The Bindarrabi burn was empowering. I burnt that area on behalf of my ancestor women of the Richmond River and Granny Eva Combo, and on behalf of Millie Boyd, for the Boyd family, at Boyd country out there. And when I got there more women were there and, you know, the signs come, the eagle come. And it was just the right time, the right place. And the right moment. It was a moment in time that changed me and made me feel more confident about what I was doing. And it meant that the non-Indigenous people were open to that conversation. And as Indigenous people, First Nations people, we need to be leading. We need to come together and lead.

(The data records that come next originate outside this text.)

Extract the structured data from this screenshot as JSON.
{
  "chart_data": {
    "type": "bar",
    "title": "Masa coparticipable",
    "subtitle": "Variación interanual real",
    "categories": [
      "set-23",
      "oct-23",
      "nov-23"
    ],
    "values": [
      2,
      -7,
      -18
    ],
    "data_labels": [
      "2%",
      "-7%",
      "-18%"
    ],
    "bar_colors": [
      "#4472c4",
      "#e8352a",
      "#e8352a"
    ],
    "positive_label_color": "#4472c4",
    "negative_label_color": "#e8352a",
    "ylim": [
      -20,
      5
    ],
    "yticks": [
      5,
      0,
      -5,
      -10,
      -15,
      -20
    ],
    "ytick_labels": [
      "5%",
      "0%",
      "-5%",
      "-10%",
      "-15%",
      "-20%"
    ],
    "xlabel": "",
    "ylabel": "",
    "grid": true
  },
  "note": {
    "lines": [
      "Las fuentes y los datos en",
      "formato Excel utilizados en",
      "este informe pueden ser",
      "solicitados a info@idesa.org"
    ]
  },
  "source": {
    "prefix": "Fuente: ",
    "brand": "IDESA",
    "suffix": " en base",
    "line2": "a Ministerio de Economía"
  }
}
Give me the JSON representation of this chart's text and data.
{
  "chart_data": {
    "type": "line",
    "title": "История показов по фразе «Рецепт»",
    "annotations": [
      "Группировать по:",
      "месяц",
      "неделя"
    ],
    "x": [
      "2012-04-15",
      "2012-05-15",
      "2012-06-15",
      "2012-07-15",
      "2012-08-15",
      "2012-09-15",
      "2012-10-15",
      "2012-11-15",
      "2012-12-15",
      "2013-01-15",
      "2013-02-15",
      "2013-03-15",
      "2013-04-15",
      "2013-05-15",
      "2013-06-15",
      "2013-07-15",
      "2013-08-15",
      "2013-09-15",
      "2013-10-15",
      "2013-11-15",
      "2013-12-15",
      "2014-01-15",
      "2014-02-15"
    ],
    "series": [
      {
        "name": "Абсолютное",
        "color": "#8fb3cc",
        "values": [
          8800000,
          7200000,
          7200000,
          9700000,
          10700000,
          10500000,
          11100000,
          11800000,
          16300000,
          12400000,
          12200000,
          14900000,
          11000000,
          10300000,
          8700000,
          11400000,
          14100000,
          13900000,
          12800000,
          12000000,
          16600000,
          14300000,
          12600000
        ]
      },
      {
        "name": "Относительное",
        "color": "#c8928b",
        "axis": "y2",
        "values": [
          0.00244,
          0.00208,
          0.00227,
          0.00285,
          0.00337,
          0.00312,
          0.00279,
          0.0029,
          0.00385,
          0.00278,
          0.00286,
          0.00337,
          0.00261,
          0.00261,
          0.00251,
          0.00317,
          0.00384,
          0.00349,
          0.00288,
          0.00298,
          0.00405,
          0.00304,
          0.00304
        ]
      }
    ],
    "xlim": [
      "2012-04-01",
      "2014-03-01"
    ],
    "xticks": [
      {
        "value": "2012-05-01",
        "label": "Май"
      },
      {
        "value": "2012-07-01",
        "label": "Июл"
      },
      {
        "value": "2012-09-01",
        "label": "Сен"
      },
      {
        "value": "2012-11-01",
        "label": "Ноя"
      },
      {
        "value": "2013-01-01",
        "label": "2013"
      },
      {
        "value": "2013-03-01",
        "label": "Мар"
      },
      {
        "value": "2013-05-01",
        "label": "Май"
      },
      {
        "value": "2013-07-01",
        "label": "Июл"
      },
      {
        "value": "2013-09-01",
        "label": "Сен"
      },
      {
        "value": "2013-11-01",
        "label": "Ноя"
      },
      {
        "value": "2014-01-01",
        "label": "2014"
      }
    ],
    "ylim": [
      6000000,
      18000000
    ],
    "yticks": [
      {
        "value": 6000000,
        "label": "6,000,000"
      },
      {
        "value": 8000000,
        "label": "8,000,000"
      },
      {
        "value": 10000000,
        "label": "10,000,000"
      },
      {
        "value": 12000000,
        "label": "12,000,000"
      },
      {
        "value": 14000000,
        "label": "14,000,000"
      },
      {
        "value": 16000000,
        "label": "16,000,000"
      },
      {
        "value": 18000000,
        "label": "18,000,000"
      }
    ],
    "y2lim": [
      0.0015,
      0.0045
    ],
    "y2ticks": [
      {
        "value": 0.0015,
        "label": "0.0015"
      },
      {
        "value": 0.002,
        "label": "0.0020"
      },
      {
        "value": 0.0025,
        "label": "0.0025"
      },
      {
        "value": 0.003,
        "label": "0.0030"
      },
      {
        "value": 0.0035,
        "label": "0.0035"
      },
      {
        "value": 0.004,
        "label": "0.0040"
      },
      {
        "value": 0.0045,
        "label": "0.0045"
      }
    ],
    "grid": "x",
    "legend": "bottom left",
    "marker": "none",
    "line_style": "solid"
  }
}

The fire didn’t go around First Nations people
It didn’t go around white people
It took us all out as one

People felt quite healed by clearing that land. At first I thought it was just an unblocking of Indigenous people. Because the Fire Spirit is in us. It’s just lost. But that happens to white people too, they feel a deep connection with Mother Earth at that point. Then they look back and they go, ‘Gee, that’s going to regenerate really well.’ 

At the end of the day, the fire didn’t go around the First Nations people, it didn’t go around the white people. It took us all out as one. So we’re one voice. And that’s part of the dream for me for the future is that we all come together as landholders and non-Indigenous people and have the conversation. How do we protect these areas? How do we protect our threatened species? 

There’s a big move towards resilience and recovery, but will we recover by the time the next one hits us? And that’s the question every time we hear the rain, or every time we smell the smoke, we wonder what’s going to happen, you know – the town’s packed with people panic-buying, and we’ve just had an overnight shower. 

My hope for the future is that we are one voice for living Earth, that the jobs are created for our future generations, that the youth lead the world, that everyone takes the time to listen to country, that what is old is new again, that we can gel our techniques together which will lead the next generation into a safe and prosperous future. 

So let the cool burning technique yarn continue. Boogelbah. Thank you.